L'atterrisseur Odysseus descend vers la surface lunaire, sur cette photo du 22 février. © Intuitive Machines
L'atterrisseur Odysseus descend vers la surface lunaire, sur cette photo du 22 février. © Intuitive Machines

Après un alunissage chaotique le 22 février, le véhicule Nova-C d’Intuitive Machines a tout de même réussi à transmettre ses données durant une semaine. Un exploit technique même s’il était couché sur la surface, réalisé avec des moyens limités. Les équipes à Houston n’ont pas à rougir, elles ont appris... Pour la prochaine fois.
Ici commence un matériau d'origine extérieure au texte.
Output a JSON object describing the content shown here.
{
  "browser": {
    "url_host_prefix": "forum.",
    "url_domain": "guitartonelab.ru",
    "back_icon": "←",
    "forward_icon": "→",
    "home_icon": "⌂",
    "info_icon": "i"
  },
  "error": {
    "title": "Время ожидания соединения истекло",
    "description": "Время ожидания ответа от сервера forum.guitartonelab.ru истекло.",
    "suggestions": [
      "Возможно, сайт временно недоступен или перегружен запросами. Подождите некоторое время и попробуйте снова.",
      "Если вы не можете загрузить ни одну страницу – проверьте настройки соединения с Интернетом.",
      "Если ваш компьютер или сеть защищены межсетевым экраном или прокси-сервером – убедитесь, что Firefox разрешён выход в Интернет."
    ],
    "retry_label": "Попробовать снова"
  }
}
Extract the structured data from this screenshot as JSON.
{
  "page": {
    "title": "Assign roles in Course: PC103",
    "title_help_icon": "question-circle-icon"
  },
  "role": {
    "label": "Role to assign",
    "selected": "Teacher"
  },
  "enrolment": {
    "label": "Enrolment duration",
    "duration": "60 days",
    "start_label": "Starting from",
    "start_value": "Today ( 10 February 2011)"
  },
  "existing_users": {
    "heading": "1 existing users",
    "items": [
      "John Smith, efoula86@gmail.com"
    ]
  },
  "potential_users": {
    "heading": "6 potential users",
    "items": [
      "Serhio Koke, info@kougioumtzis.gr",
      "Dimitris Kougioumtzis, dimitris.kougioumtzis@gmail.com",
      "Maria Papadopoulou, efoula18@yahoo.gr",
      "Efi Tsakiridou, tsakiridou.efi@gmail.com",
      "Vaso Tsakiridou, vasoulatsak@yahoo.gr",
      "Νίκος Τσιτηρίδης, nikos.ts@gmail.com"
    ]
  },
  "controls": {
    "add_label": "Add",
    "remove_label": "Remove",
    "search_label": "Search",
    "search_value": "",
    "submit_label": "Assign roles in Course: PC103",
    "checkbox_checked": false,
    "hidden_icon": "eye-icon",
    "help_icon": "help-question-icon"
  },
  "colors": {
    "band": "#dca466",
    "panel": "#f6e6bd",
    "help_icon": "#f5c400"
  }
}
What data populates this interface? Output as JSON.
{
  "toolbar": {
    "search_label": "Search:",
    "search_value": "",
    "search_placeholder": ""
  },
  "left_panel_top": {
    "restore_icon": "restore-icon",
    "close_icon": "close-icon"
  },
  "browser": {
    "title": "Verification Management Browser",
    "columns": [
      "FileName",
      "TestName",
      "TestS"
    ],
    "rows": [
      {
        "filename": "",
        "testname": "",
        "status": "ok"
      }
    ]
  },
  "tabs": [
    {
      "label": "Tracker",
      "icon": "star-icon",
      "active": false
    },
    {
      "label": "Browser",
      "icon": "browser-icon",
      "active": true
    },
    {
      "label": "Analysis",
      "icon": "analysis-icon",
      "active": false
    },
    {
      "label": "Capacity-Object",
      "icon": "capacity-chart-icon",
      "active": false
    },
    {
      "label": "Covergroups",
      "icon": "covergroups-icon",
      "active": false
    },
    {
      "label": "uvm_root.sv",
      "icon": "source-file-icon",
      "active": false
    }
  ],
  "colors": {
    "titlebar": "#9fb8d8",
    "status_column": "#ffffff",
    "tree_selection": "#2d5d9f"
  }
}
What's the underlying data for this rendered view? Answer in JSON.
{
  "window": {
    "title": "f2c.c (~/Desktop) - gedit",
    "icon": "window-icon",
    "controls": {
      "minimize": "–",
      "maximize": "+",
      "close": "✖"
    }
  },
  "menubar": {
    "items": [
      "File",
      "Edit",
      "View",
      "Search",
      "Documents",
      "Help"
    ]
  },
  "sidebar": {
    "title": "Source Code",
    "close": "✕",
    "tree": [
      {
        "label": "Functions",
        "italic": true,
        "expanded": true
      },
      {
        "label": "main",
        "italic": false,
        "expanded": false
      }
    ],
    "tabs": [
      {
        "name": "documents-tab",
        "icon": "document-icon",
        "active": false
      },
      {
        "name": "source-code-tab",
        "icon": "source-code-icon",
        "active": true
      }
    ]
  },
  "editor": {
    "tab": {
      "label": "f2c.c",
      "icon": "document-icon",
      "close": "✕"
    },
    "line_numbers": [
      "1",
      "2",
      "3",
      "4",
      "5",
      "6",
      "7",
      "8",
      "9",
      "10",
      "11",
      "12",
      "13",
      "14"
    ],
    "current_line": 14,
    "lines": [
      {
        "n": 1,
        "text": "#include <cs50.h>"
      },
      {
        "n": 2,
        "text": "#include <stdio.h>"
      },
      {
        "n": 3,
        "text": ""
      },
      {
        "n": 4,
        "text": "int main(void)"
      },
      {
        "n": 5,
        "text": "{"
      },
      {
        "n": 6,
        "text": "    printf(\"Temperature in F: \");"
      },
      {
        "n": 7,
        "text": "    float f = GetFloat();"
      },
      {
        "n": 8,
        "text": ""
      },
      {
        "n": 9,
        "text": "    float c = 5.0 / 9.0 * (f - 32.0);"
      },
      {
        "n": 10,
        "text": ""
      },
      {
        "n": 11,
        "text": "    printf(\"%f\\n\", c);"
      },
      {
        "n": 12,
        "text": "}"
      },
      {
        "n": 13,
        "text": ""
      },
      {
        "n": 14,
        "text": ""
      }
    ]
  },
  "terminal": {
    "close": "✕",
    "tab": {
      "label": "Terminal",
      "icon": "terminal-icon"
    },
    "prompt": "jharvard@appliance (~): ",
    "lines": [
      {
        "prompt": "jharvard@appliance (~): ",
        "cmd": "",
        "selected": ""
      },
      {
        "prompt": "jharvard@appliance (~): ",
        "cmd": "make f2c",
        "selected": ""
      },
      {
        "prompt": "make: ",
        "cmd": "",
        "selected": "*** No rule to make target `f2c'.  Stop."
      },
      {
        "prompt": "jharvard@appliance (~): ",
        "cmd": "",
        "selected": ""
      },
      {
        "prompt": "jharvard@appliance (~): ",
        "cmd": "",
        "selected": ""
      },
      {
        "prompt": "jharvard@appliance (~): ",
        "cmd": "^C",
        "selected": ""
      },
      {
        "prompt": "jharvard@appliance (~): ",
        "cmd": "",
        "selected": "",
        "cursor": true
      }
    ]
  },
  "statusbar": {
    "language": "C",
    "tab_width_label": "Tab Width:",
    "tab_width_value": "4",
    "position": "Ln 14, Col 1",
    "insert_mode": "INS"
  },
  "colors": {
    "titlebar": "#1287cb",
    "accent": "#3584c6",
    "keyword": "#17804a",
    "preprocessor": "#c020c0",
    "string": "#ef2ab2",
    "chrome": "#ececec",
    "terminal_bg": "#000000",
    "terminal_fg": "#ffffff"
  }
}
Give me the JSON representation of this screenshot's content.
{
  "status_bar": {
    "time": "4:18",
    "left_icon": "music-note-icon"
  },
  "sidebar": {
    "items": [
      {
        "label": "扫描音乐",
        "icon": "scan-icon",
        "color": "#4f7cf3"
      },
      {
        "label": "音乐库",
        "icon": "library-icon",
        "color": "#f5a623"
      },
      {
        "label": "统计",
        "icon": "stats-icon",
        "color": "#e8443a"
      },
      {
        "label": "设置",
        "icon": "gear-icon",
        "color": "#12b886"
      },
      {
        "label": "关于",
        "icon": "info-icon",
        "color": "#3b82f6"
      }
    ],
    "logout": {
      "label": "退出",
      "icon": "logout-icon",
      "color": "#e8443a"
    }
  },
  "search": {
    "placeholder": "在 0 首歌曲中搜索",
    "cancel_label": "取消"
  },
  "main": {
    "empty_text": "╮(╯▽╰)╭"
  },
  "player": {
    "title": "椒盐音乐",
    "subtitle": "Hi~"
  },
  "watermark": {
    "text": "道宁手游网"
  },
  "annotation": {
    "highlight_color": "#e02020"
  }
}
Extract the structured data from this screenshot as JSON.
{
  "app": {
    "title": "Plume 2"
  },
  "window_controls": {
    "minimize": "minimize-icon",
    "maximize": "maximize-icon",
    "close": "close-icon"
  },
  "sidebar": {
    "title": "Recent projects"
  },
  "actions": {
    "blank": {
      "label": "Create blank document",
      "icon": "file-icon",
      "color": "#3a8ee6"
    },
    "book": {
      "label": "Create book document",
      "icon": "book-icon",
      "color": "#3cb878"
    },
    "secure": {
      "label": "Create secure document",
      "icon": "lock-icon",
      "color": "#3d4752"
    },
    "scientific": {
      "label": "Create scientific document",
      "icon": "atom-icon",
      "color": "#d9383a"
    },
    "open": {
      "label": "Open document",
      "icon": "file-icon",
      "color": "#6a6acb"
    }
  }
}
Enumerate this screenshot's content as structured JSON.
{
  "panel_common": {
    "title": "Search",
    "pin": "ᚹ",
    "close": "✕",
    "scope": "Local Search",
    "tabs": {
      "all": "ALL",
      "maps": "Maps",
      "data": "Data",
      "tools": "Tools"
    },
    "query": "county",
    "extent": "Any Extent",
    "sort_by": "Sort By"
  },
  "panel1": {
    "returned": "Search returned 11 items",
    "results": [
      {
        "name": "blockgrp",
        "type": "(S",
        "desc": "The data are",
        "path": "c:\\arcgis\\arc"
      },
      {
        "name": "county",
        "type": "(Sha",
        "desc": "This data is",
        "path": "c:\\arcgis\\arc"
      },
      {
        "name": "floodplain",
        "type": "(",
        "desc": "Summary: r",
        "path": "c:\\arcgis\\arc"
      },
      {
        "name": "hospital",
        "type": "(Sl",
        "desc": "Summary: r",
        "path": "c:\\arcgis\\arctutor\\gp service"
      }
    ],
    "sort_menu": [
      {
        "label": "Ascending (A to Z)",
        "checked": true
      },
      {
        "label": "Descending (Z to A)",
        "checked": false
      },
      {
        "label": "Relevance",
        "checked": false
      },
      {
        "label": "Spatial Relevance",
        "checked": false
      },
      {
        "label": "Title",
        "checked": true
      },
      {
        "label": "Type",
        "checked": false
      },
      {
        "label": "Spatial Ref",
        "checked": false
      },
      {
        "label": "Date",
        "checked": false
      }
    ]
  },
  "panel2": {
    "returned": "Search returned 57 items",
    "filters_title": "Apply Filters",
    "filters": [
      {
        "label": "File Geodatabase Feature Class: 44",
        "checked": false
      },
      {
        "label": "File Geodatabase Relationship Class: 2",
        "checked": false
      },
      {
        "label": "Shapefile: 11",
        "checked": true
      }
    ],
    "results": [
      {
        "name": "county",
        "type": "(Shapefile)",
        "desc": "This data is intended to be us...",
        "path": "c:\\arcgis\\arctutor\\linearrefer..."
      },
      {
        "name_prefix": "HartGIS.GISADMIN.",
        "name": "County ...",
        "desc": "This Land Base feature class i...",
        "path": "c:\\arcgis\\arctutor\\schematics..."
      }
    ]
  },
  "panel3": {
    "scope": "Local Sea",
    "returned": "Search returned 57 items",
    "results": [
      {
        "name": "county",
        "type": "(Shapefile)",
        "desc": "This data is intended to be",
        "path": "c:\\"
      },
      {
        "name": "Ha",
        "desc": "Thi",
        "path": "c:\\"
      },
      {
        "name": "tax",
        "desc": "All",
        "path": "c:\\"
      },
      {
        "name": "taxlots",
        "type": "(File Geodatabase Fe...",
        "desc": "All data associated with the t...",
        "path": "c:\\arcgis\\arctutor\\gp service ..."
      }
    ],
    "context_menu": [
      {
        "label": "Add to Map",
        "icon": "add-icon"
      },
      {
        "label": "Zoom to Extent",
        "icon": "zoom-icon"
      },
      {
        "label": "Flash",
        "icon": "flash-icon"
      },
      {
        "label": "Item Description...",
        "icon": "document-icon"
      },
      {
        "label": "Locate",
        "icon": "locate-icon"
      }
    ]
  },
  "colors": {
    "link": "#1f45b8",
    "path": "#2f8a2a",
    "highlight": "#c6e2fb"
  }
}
Retour quelques semaines en arrière. Le 15 février, avec quelques jours de report, Falcon 9 décolle du Centre Spatial Kennedy. En apparence, un vol de routine pour SpaceX qui envoie ses fusées vers l’espace deux fois par semaine à présent... Et pourtant, c’est bel et bien une mission lunaire unique qui s’annonce. Le premier tir dédié à Intuitive Machines et leur petit atterrisseur public-privé (en grande partie financé par la NASA) Nova-C, baptisé pour l’occasion Odysseus.

4,3 mètres de haut, 675 kg sur la balance et un moteur principal unique, alimenté au méthane et à l’oxygène liquide, l’objectif de Nova-C est ambitieux : en une semaine, filer droit vers la Lune, vérifier tous ses systèmes, freiner pour s’insérer en orbite puis se poser sur la surface non loin du Pôle Sud, à côté d’un cratère nommé Malapert A. Un challenge pour l’équipe de 250 personnes basée à Houston.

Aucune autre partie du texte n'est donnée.